Cheating breadth elevates both extinction risk and community diversity
A. Definitions of cheating breadth (number of exploitable foreign siderophore types) and pure-cheater ratio. B. Probability of community-level extinction increases with both cheating breadth and pure-cheater ratio (ratio is color-coded; consistent across panels B–C). C. In non-extinct communities, species richness increases with cheating breadth but decreases with pure-cheater ratio. D. Violin plots showing non-extinct community size distributions for steady (yellow) versus dynamic (green) outcomes (pure-cheater ratio = 2%), under different cheating breadth. Dynamic communities consistently support higher biodiversity. E. Schematic illustrating edge ranking in BTGs, where edges from producers i are ranked by their weights bij. Two subgraphs formed by low-biomass species (left) and high-biomass species (right) are bracketed by dashed lines, with the relative frequency of Rank-1 incoming edges shown below. F. Rank frequency distribution of benefit transfer edges in BTGs. Top-ranked edges were enriched in subgraphs formed by high-abundance species (biomass > 10−3)

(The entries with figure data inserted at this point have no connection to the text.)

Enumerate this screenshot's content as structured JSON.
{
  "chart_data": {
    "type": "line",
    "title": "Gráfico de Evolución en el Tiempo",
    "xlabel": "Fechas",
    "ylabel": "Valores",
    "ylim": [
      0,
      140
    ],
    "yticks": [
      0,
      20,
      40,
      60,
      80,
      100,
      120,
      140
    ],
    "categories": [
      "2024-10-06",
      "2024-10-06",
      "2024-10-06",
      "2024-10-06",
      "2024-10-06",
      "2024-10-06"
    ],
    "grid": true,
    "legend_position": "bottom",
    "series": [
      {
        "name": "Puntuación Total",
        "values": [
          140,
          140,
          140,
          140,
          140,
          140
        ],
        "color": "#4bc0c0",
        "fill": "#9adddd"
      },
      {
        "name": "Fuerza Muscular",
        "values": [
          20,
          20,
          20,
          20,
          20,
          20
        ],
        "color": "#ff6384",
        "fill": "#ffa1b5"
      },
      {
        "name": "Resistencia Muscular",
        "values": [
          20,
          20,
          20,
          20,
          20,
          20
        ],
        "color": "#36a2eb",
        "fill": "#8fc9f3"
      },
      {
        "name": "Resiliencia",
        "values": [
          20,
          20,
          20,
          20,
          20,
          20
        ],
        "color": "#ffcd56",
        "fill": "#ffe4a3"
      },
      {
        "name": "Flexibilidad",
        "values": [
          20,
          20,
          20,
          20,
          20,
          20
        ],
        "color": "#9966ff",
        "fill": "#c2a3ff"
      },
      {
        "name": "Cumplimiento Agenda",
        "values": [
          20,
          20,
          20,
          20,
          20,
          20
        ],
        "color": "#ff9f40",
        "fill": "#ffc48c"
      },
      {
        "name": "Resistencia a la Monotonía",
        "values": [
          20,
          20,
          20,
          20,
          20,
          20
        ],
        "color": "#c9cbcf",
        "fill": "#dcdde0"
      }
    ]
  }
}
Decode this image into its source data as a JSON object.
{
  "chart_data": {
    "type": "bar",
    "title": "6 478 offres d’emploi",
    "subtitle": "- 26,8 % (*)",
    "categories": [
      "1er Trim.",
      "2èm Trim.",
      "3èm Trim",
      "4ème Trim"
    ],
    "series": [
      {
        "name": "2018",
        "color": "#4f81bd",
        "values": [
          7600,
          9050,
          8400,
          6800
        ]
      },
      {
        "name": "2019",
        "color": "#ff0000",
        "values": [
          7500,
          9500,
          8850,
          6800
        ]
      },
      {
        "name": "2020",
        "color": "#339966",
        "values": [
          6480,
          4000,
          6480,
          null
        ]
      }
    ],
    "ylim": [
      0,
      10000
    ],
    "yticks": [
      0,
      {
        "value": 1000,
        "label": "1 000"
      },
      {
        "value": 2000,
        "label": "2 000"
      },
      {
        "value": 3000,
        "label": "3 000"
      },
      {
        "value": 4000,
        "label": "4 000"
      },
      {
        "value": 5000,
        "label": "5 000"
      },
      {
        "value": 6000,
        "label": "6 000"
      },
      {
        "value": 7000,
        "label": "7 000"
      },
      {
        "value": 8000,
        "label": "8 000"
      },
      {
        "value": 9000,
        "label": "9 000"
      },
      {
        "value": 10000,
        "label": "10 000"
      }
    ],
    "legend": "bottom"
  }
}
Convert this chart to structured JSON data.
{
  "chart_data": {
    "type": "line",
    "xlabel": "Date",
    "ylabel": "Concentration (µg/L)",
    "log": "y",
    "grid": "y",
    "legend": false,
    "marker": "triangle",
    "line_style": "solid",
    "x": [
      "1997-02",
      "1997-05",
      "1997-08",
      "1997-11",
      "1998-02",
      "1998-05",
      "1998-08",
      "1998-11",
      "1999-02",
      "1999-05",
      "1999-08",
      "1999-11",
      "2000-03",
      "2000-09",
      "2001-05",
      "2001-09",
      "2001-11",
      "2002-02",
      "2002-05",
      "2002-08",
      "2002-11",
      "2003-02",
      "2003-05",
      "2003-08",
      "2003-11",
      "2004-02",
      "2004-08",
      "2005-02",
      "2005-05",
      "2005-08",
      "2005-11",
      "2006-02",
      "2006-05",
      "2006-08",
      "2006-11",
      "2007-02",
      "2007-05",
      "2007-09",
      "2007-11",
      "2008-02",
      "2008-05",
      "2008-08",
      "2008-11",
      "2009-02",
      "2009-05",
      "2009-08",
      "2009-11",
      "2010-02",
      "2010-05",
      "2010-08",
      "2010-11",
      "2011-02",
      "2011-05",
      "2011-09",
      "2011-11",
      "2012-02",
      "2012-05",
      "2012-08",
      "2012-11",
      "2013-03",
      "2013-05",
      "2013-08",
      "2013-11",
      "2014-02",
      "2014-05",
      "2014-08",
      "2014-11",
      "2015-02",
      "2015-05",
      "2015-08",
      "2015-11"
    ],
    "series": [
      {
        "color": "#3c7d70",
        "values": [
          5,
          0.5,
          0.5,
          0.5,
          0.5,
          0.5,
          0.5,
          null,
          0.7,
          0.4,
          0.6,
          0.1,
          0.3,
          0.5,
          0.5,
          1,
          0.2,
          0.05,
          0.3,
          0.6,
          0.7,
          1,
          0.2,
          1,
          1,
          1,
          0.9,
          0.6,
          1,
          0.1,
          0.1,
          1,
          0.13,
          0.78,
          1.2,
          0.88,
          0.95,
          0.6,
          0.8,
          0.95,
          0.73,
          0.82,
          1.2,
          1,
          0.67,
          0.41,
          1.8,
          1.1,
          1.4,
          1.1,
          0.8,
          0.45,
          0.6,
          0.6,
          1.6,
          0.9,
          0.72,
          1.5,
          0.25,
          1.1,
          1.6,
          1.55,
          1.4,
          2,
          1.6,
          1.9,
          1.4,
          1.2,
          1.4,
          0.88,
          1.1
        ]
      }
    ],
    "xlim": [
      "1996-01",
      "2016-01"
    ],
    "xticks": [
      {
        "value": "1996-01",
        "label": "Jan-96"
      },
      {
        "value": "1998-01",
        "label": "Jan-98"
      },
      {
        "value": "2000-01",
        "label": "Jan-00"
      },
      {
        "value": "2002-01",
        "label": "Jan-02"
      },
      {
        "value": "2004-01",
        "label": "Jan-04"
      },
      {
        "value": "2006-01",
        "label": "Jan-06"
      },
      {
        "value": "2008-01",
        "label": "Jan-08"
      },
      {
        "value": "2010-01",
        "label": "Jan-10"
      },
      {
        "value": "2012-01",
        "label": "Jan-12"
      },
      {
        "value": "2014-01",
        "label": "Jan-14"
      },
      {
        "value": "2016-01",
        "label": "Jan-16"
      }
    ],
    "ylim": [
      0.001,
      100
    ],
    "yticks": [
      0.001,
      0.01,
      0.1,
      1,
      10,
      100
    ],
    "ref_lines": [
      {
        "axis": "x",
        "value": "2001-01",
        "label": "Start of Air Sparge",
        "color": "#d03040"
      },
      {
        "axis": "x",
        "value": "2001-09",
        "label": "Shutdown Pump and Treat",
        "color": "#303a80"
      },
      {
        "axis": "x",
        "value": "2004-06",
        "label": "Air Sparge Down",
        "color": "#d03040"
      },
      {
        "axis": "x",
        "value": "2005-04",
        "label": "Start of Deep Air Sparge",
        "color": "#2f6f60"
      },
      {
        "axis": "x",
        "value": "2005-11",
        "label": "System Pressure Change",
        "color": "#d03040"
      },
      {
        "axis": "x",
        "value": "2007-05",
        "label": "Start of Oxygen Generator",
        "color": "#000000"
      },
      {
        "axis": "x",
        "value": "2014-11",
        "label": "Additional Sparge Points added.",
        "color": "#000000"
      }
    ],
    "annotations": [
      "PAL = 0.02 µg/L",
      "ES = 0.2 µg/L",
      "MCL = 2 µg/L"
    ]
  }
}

Core loops of the maximal Benefit Transfer Graph (mBTG) predicts community fate and resolves the cheating paradox
A. Construction of the mBTG. For each producer, the single strongest outgoing benefit flow defines the “maximal beneficiary,” forming a rank-1 directed edge. B. Topology of the mBTG decomposes into Weakly Connected Components (WCCs), each containing exactly one “Core” (colored nodes and edges). Four WCCs are separated by dashed circles. Core classes (Sink, Self-loop, Cyclic) are marked on each top. C. Scatter plots showing the probability of entering dynamic attractors leaps at core loop length of three. D. Scatter plot showing how community size increases with core loop length, for steady-state (yellow) and dynamic (blue) communities. Filled and open circles indicate high-abundance and surviving species (biomass threshold 10−3 and 10−6), respectively. E. Node classifications in mBTG (left) and how their counts change with cheating breadth (right). Self-loop maximal beneficiaries (MBs) have edges directed to itself; Connector MBs possess both incoming and outgoing edges; Terminator MBs have only incoming edges and no outgoing edges; Leaf nodes have no incoming edges. F. Probabilistic explanation that increasing cheating breadth expands the pool of potential recipients, diluting the producer’s chance of retaining its own siderophore (Self-loop MBs decline). G. Broader cheating amplifies MB selection bias toward high-α0 species, creating heavy-tailed in-degree distributions and promoting Terminator MBs (CB is abbreviation for cheating breadth). H. The percolation transition. The curve shows the fraction of nodes occupied by the largest WCC, which grows with cheating breadth. Colors under the curve indicate the proportion of WCCs governed by different core lengths. The system transitions from fragmented Self-loop Cores (exclusion) to giant components dominated by either Terminators (extinction) or Cyclic Cores (coexistence), with examples shown in bottom insets.